Static stabilization damping factor units/magnitude

Hi,

I'm trying to automate the building of a complex compliant structural model that used static stabilization with the damping factor method. In my script I'd copied the damping factor magnitude from the existing model, which was using meter, kilogram, second units but I'm working in millimeter, kilogram, megapascal, etc units.

I was getting very problematic results, so I built a simple model comparable to the first step of the complex model. A shell-element cantilever beam is displaced by a contact interaction with a sphere.

With no damping the results are as expected and displacements and maximum stresses agree well with analytical beam bending formulas, suspect the the small (e.g. <2% for tip displacement) differences are because of the contact-loaded wide, thin beam I'm using.

with a damping factor 0.0002 (the original other model had 20! ) the result is a nonsensical localized deformation:

a damping factor of 2e-7 expands the area of sphere influence but still gives significant error.
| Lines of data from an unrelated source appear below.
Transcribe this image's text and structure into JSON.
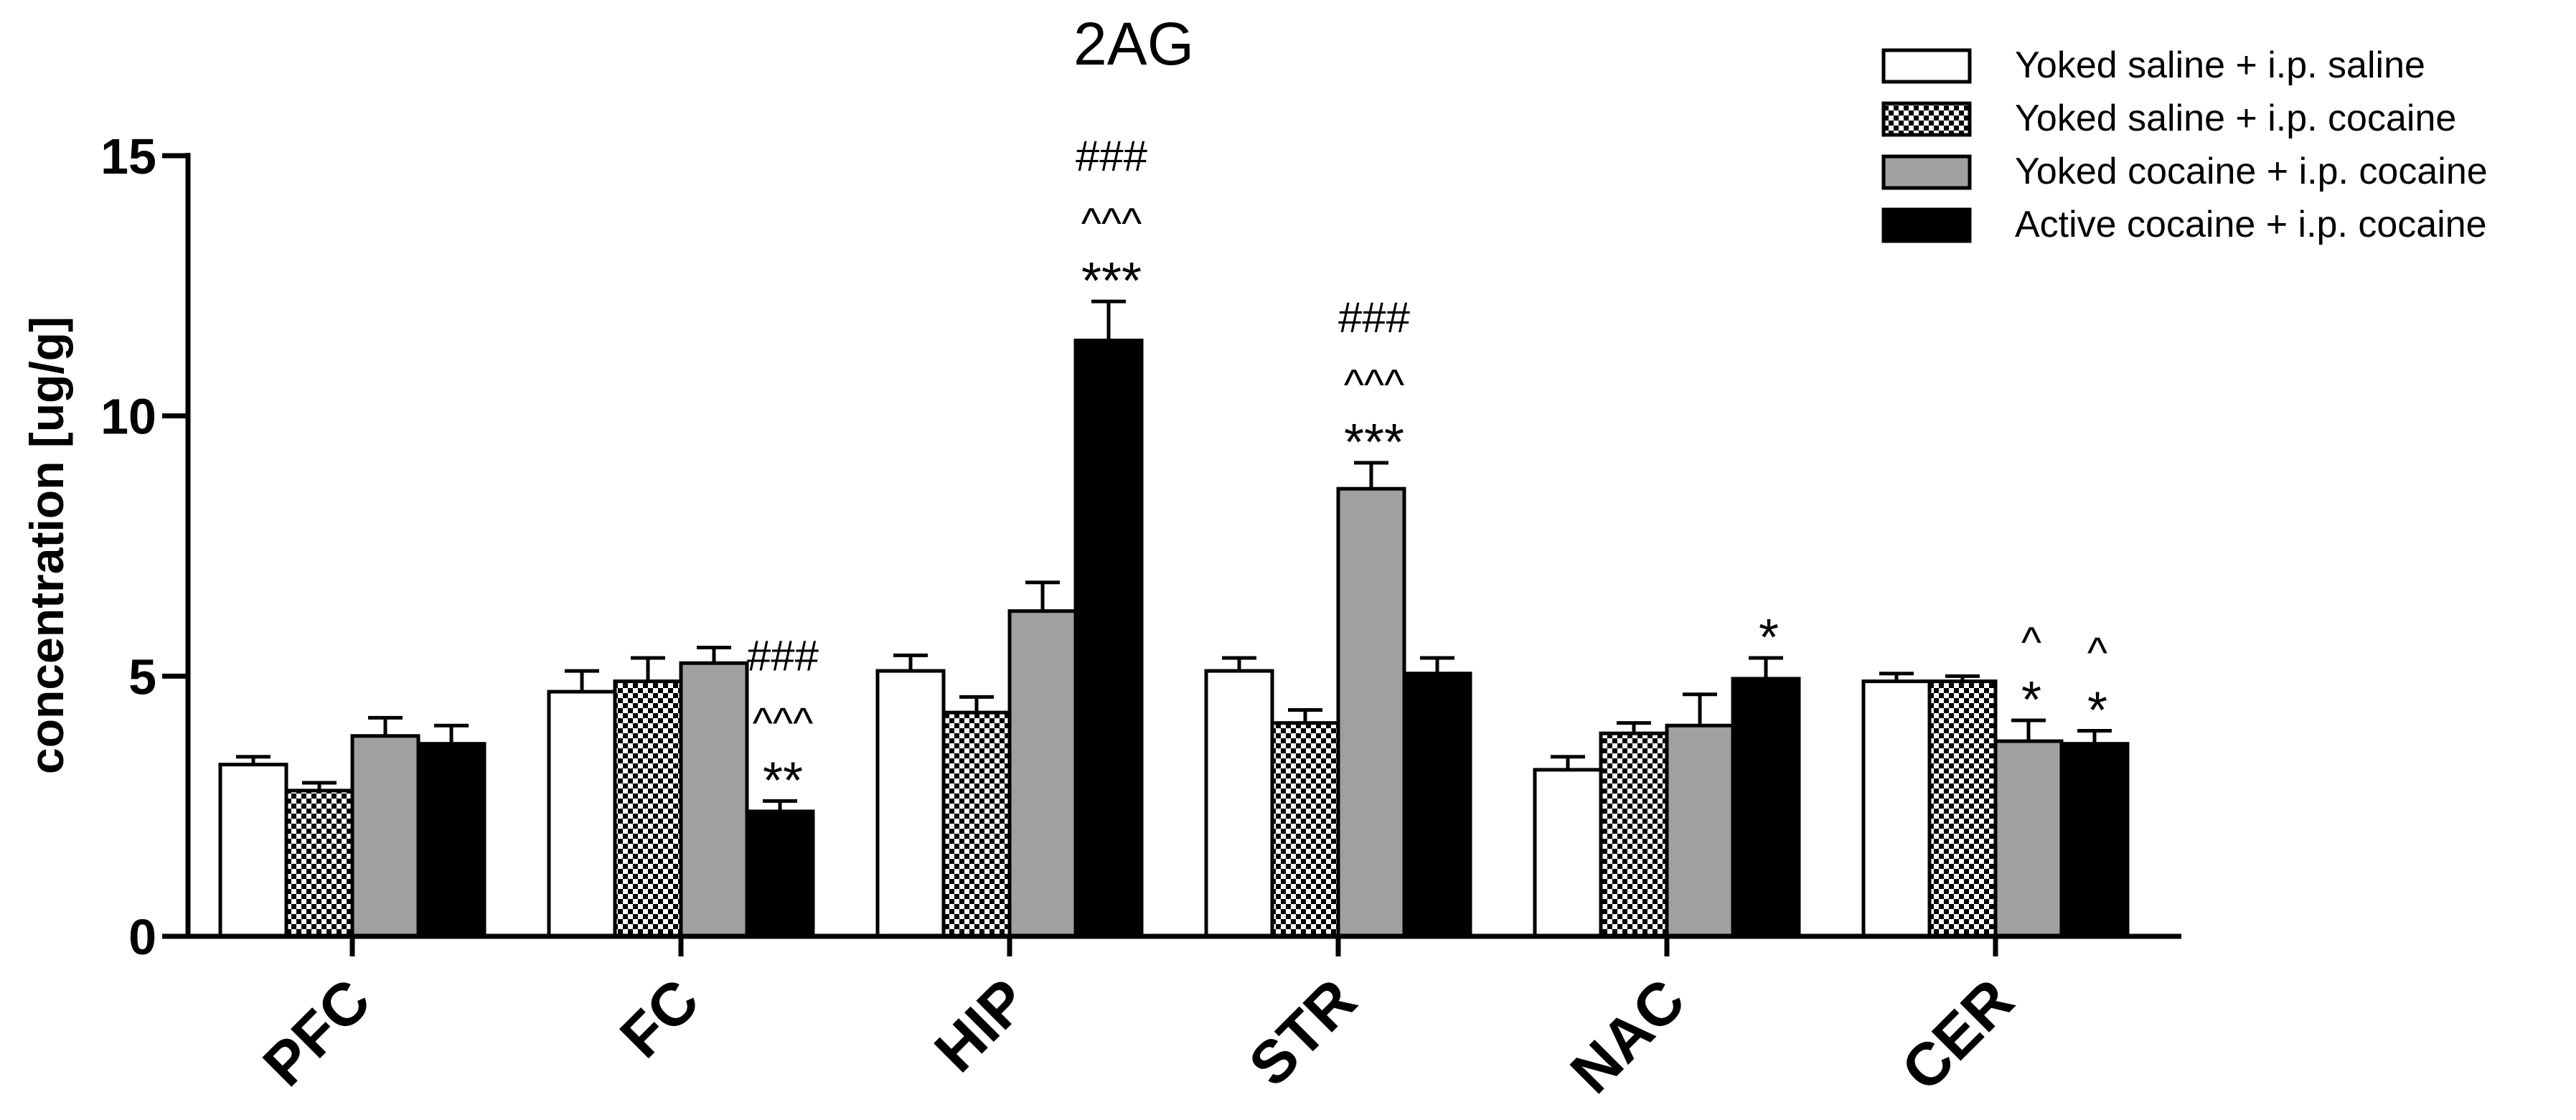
{
  "chart_data": {
    "type": "bar",
    "title": "2AG",
    "xlabel": "",
    "ylabel": "concentration [ug/g]",
    "ylim": [
      0,
      15
    ],
    "yticks": [
      "0",
      "5",
      "10",
      "15"
    ],
    "grid": false,
    "legend_position": "top-right",
    "categories": [
      "PFC",
      "FC",
      "HIP",
      "STR",
      "NAC",
      "CER"
    ],
    "series": [
      {
        "name": "Yoked saline + i.p. saline",
        "style": "white",
        "values": [
          3.3,
          4.7,
          5.1,
          5.1,
          3.2,
          4.9
        ],
        "errors": [
          0.15,
          0.4,
          0.3,
          0.25,
          0.25,
          0.15
        ],
        "annotations": [
          [],
          [],
          [],
          [],
          [],
          []
        ]
      },
      {
        "name": "Yoked saline + i.p. cocaine",
        "style": "checker",
        "values": [
          2.8,
          4.9,
          4.3,
          4.1,
          3.9,
          4.9
        ],
        "errors": [
          0.15,
          0.45,
          0.3,
          0.25,
          0.2,
          0.1
        ],
        "annotations": [
          [],
          [],
          [],
          [],
          [],
          []
        ]
      },
      {
        "name": "Yoked cocaine + i.p. cocaine",
        "style": "gray",
        "values": [
          3.85,
          5.25,
          6.25,
          8.6,
          4.05,
          3.75
        ],
        "errors": [
          0.35,
          0.3,
          0.55,
          0.5,
          0.6,
          0.4
        ],
        "annotations": [
          [],
          [],
          [],
          [
            "###",
            "^^^",
            "***"
          ],
          [],
          [
            "^",
            "*"
          ]
        ]
      },
      {
        "name": "Active cocaine + i.p. cocaine",
        "style": "black",
        "values": [
          3.7,
          2.4,
          11.45,
          5.05,
          4.95,
          3.7
        ],
        "errors": [
          0.35,
          0.2,
          0.75,
          0.3,
          0.4,
          0.25
        ],
        "annotations": [
          [],
          [
            "###",
            "^^^",
            "**"
          ],
          [
            "###",
            "^^^",
            "***"
          ],
          [],
          [
            "*"
          ],
          [
            "^",
            "*"
          ]
        ]
      }
    ]
  },
  "colors": {
    "axis": "#000000",
    "white_bar": "#ffffff",
    "gray_bar": "#a0a0a2",
    "black_bar": "#000000",
    "checker_dark": "#000000",
    "checker_light": "#ffffff"
  }
}
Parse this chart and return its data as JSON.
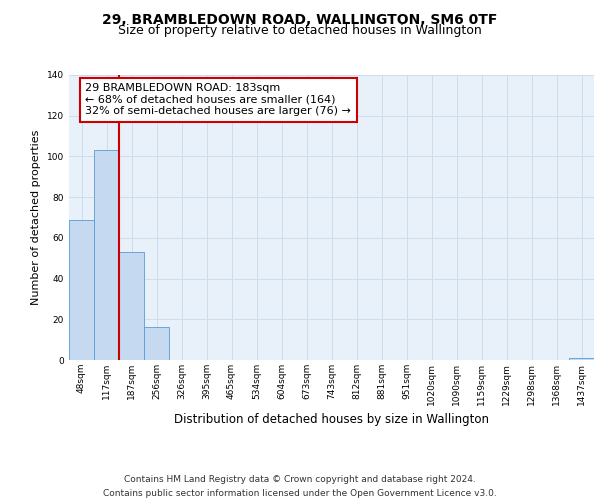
{
  "title": "29, BRAMBLEDOWN ROAD, WALLINGTON, SM6 0TF",
  "subtitle": "Size of property relative to detached houses in Wallington",
  "xlabel": "Distribution of detached houses by size in Wallington",
  "ylabel": "Number of detached properties",
  "bin_labels": [
    "48sqm",
    "117sqm",
    "187sqm",
    "256sqm",
    "326sqm",
    "395sqm",
    "465sqm",
    "534sqm",
    "604sqm",
    "673sqm",
    "743sqm",
    "812sqm",
    "881sqm",
    "951sqm",
    "1020sqm",
    "1090sqm",
    "1159sqm",
    "1229sqm",
    "1298sqm",
    "1368sqm",
    "1437sqm"
  ],
  "bar_heights": [
    69,
    103,
    53,
    16,
    0,
    0,
    0,
    0,
    0,
    0,
    0,
    0,
    0,
    0,
    0,
    0,
    0,
    0,
    0,
    0,
    1
  ],
  "bar_color": "#c5d9f1",
  "bar_edge_color": "#5b9bd5",
  "vline_color": "#cc0000",
  "annotation_text": "29 BRAMBLEDOWN ROAD: 183sqm\n← 68% of detached houses are smaller (164)\n32% of semi-detached houses are larger (76) →",
  "annotation_box_edge_color": "#cc0000",
  "annotation_box_face_color": "#ffffff",
  "ylim": [
    0,
    140
  ],
  "yticks": [
    0,
    20,
    40,
    60,
    80,
    100,
    120,
    140
  ],
  "grid_color": "#ccddf0",
  "background_color": "#e8f0fa",
  "footnote": "Contains HM Land Registry data © Crown copyright and database right 2024.\nContains public sector information licensed under the Open Government Licence v3.0.",
  "title_fontsize": 10,
  "subtitle_fontsize": 9,
  "xlabel_fontsize": 8.5,
  "ylabel_fontsize": 8,
  "annotation_fontsize": 8,
  "footnote_fontsize": 6.5,
  "tick_fontsize": 6.5
}
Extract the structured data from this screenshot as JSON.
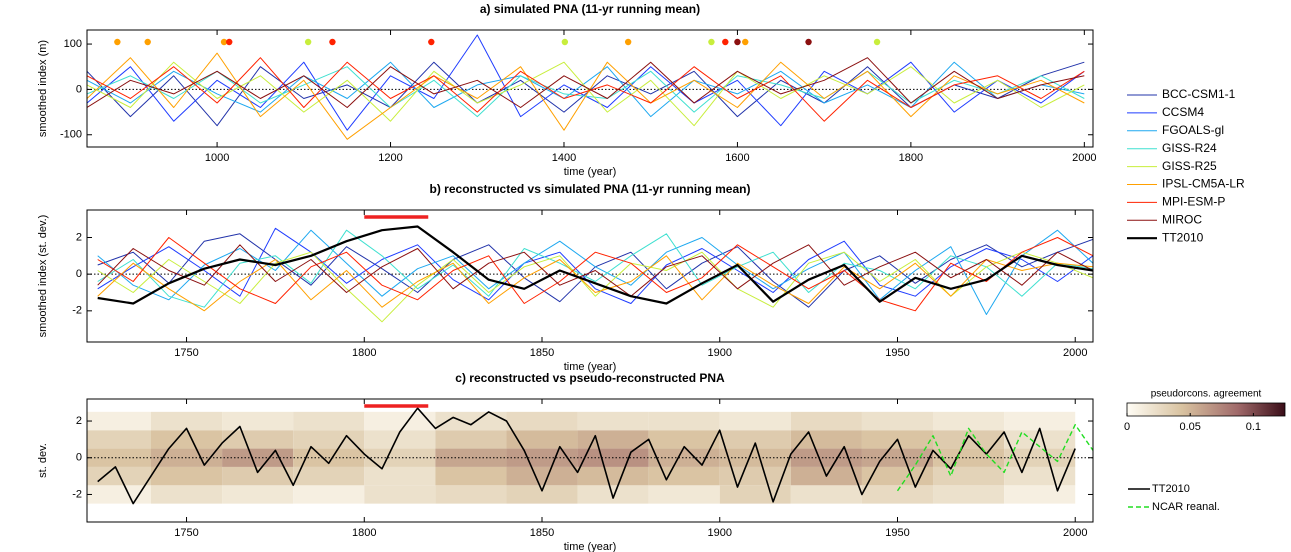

If I use adaptive damping with the damping energy no more than 0.5% of the total strain energy, it works well. And I understand now to check ALLSD to ensure that the dissipation energy is not too high.

I'm pretty sure the larger complex model needs some damping to achieve convergence. The adaptive damping may be a reasonable choice, but I'd like to understand how to choose an appropriate value manually given some material properties and a chosen system of units.